The cultural dynamics of identity formation: managing commercial-professional discourses in a Dutch newspaper and a British television station.
Daymon, C. and Ybema, S. (1999) The cultural dynamics of identity formation: managing commercial-professional discourses in a Dutch newspaper and a British television station. In: 1st International Critical Management Studies Conference, 14 - 16 July 1999, UMIST, Manchester, England
This study examines how members of media organisations deal with their increasingly commercialised working environments. We explore the experiences of members of two media organisations, an established Dutch newspaper and a new British television station, and trace how journalists, editors and others involved in producing and managing news and features construct their organisational realities. Our research methods are qualitative and we take a cultural approach to analysis.

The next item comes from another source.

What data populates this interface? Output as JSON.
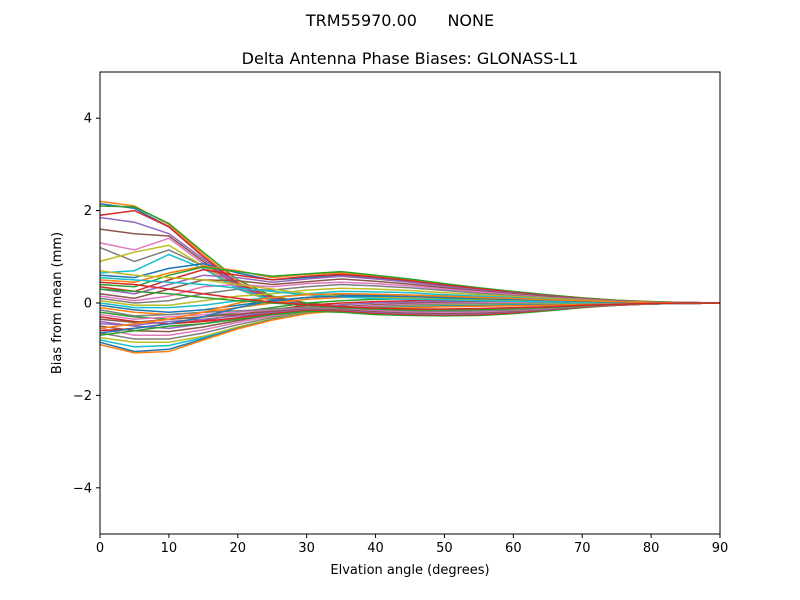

We find that media organisations are characterised by conflicting ideologies which are exposed in the tension between commercial values concerning profits, and professional values concerning quality. We suggest that cultural values, ideologies and discourses are used situationally and strategically depending on individual and collective interests, emotions and identifications. In conceptualising the processes through which individuals and organisations interact to continually negotiate their contexts and identities, we note that change and continuity, harmony and conflict exist simultaneously; consequently, culture is best viewed as an ensemble of disparate meanings that mutually implicate, contradict or even confuse each other. This approach acknowledges the often paradoxical nature of cultural reality and highlights the interrelationship between conflict and order. The study serves as an 'extreme case' of the cultural politics that take place in all organisations which are concerned with both profits and quality.